Fifth, under this system, diverse party leaders—those who top the party lists—become cabinet ministers and dominate the Knesset. Having different agendas, the parties forming the cabinet do so, as David Ben-Gurion said, “not on the basis of a common program but merely to divide up the positions of influence and the national budget.” Moreover, since Knesset Members are not individually elected by or accountable to the voters, those who become cabinet ministers can ignore public opinion with impunity—and readily do so between elections.

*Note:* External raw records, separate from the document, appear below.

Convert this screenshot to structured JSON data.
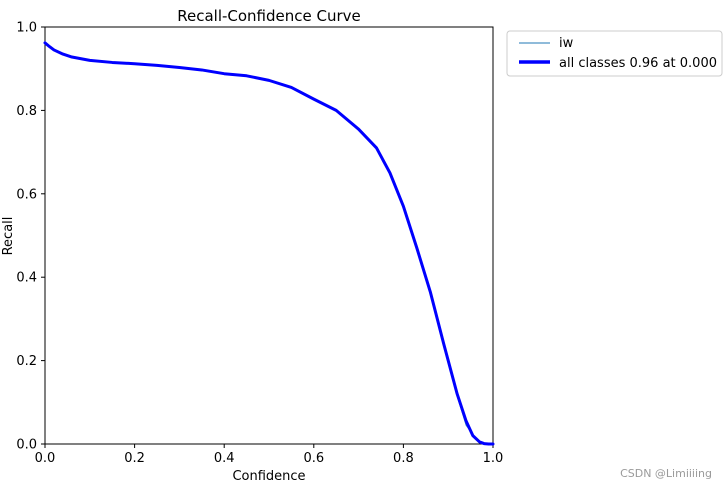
{
  "chart_data": {
    "type": "line",
    "title": "Recall-Confidence Curve",
    "xlabel": "Confidence",
    "ylabel": "Recall",
    "xlim": [
      0.0,
      1.0
    ],
    "ylim": [
      0.0,
      1.0
    ],
    "xticks": [
      "0.0",
      "0.2",
      "0.4",
      "0.6",
      "0.8",
      "1.0"
    ],
    "yticks": [
      "0.0",
      "0.2",
      "0.4",
      "0.6",
      "0.8",
      "1.0"
    ],
    "grid": false,
    "legend_position": "outside-top-right",
    "series": [
      {
        "name": "iw",
        "color": "#1f77b4",
        "x": [
          0.0,
          0.01,
          0.02,
          0.04,
          0.06,
          0.1,
          0.15,
          0.2,
          0.25,
          0.3,
          0.35,
          0.4,
          0.45,
          0.5,
          0.55,
          0.6,
          0.65,
          0.7,
          0.74,
          0.77,
          0.8,
          0.83,
          0.86,
          0.89,
          0.92,
          0.94,
          0.96,
          0.97,
          0.98,
          0.99,
          1.0
        ],
        "y": [
          0.965,
          0.955,
          0.945,
          0.935,
          0.928,
          0.92,
          0.915,
          0.912,
          0.908,
          0.903,
          0.897,
          0.888,
          0.883,
          0.872,
          0.855,
          0.827,
          0.8,
          0.755,
          0.71,
          0.65,
          0.57,
          0.47,
          0.365,
          0.24,
          0.115,
          0.045,
          0.015,
          0.004,
          0.001,
          0.0,
          0.0
        ]
      },
      {
        "name": "all classes 0.96 at 0.000",
        "color": "#0000ff",
        "x": [
          0.0,
          0.01,
          0.02,
          0.04,
          0.06,
          0.1,
          0.15,
          0.2,
          0.25,
          0.3,
          0.35,
          0.4,
          0.45,
          0.5,
          0.55,
          0.6,
          0.65,
          0.7,
          0.74,
          0.77,
          0.8,
          0.83,
          0.86,
          0.89,
          0.92,
          0.94,
          0.955,
          0.97,
          0.98,
          0.99,
          1.0
        ],
        "y": [
          0.962,
          0.953,
          0.945,
          0.935,
          0.928,
          0.92,
          0.915,
          0.912,
          0.908,
          0.903,
          0.897,
          0.888,
          0.883,
          0.872,
          0.855,
          0.827,
          0.8,
          0.755,
          0.71,
          0.65,
          0.57,
          0.47,
          0.365,
          0.24,
          0.12,
          0.055,
          0.02,
          0.005,
          0.001,
          0.0,
          0.0
        ]
      }
    ]
  },
  "watermark": "CSDN @Limiiiing"
}
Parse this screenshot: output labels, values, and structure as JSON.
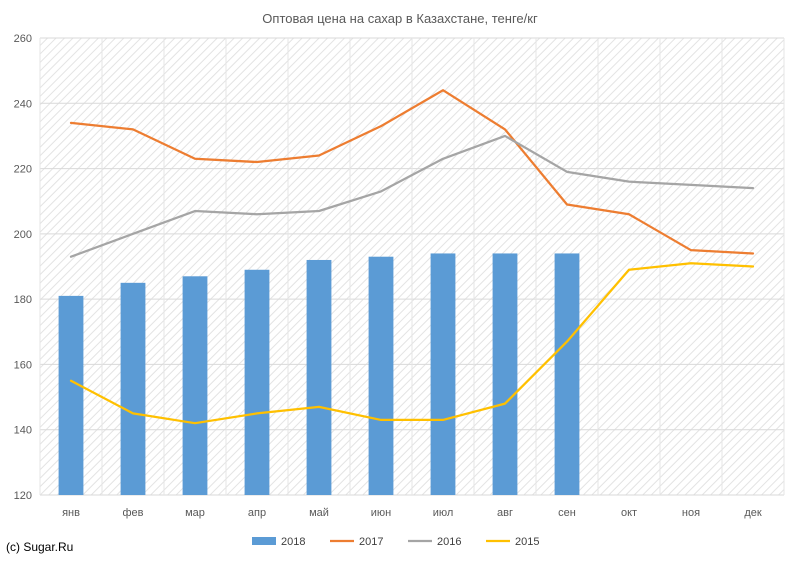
{
  "chart_data": {
    "type": "bar",
    "title": "Оптовая цена на сахар в Казахстане, тенге/кг",
    "xlabel": "",
    "ylabel": "",
    "ylim": [
      120,
      260
    ],
    "yticks": [
      120,
      140,
      160,
      180,
      200,
      220,
      240,
      260
    ],
    "categories": [
      "янв",
      "фев",
      "мар",
      "апр",
      "май",
      "июн",
      "июл",
      "авг",
      "сен",
      "окт",
      "ноя",
      "дек"
    ],
    "grid": true,
    "legend_position": "bottom",
    "series": [
      {
        "name": "2018",
        "kind": "bar",
        "color": "#5B9BD5",
        "values": [
          181,
          185,
          187,
          189,
          192,
          193,
          194,
          194,
          194,
          null,
          null,
          null
        ]
      },
      {
        "name": "2017",
        "kind": "line",
        "color": "#ED7D31",
        "values": [
          234,
          232,
          223,
          222,
          224,
          233,
          244,
          232,
          209,
          206,
          195,
          194
        ]
      },
      {
        "name": "2016",
        "kind": "line",
        "color": "#A5A5A5",
        "values": [
          193,
          200,
          207,
          206,
          207,
          213,
          223,
          230,
          219,
          216,
          215,
          214
        ]
      },
      {
        "name": "2015",
        "kind": "line",
        "color": "#FFC000",
        "values": [
          155,
          145,
          142,
          145,
          147,
          143,
          143,
          148,
          167,
          189,
          191,
          190
        ]
      }
    ]
  },
  "credit": "(c) Sugar.Ru"
}
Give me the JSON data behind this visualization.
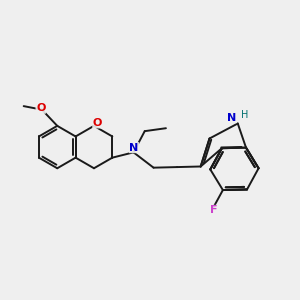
{
  "background_color": "#efefef",
  "bond_color": "#1a1a1a",
  "o_color": "#dd0000",
  "n_color": "#0000cc",
  "f_color": "#cc44cc",
  "nh_color": "#007070",
  "lw": 1.4,
  "fs": 7.5,
  "figsize": [
    3.0,
    3.0
  ],
  "dpi": 100,
  "xlim": [
    0,
    10
  ],
  "ylim": [
    1,
    8.5
  ]
}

To clarify the issue, suppose Israel had single member, multi-district elections. This would shift power from the parties to the voters and to their personal representatives in the Knesset. The Knesset would then cease to be subservient to the Government. It would also be in a better position to curb the despotic power of the Supreme Court. By making Knesset members individually accountable to the people in constituency elections, Israel would have, for the first time, the institutional checks and balances essential to democracy and the rule of law.

As America’s founding fathers so well understood, political and judicial institutions must be designed with a clear understanding of how they may affect the vices and virtues of human nature, especially the former. There are no institutional substitutes for virtue, but Israel’s governing institutions readily magnify men vices.

In my treatise, A Discourse on Statesmanship: The Design and Transformation of the American Polity, I develop a “psychology of political forms.” There I show that the various attributes of institutions influence the character of those who wield their powers. (1) Who is eligible to vote in elections, (2) who is eligible to hold office, (3) the mode of election (or electoral laws), (4) the tenure of those elected, (5) the size of the institution, and (6) the powers of the institution will more or less influence the behavior of a country’s law-makers, administrators, and judges. The most important of these attributes is who is eligible to vote, followed by who is eligible to hold office, for these will ultimately determine who will rule and shape the character of the regime.

To avoid misunderstanding, the present writer is not contending that institutional reform alone will solve Israel’s major problems. I do contend, however, that such reform is a necessary precondition of changing the disastrous course of this country. Hence I urge those concerned about Israel’s future to study my book Jewish Statesmanship: Lest Israel Fall.